La différence entre la séparation de corps et le divorce tient dans ses conséquences.
En effet, la conséquence principale tient à la communauté de vie qui n’est plus obligatoire pour les époux ayant procédés à une séparation de corps.
Elle produit également des effets personnels de telle sorte que les autres devoirs inhérents au mariage tels que le devoir d’assistance et de secours, le devoir de respect et de fidélité, demeurent maintenus.
Ainsi, la violation d’un seul de ces devoirs par un époux pourra justifier une procédure de divorce pour faute.
La séparation de corps entraine également des effets patrimoniaux.
Tout d’abord, le régime primaire impératif applicable à tout couple marié cesse après le prononcé de la séparation de corps, à l’exception du devoir de secours qui prend le relai de l’obligation de contribution aux charges du mariage par l’intermédiaire du versement d’une pension alimentaire pour l’époux dans le besoin conformément à l’article 303 du Code civil.
Enfin, l’alinéa 1 de l’article 302 du Code civil impose que la séparation de corps entraine toujours la séparation de bien.
Il convient aux époux étant liés par un autre régime matrimonial que celui de la séparation de corps de procéder à la liquidation de leur régime matrimonial.

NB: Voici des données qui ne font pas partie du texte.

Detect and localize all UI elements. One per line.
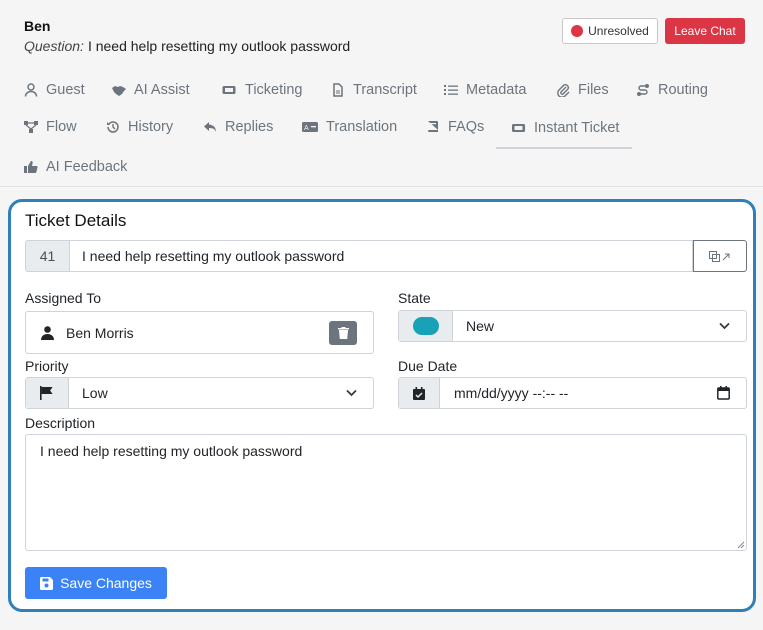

Pour conclure sur les effets, d’un point de vue fiscal, les époux séparés de corps doivent procéder chacun à leur déclaration d’imposition.
Il convient de préciser que les époux souhaitant obtenir une dissolution du mariage doivent engager une procédure de divorce uniquement par consentement mutuel depuis la loi du 23 mars 2019 si la séparation de corps a été faite par consentement mutuel ou bien, par l’intermédiaire d’une demande unilatérale.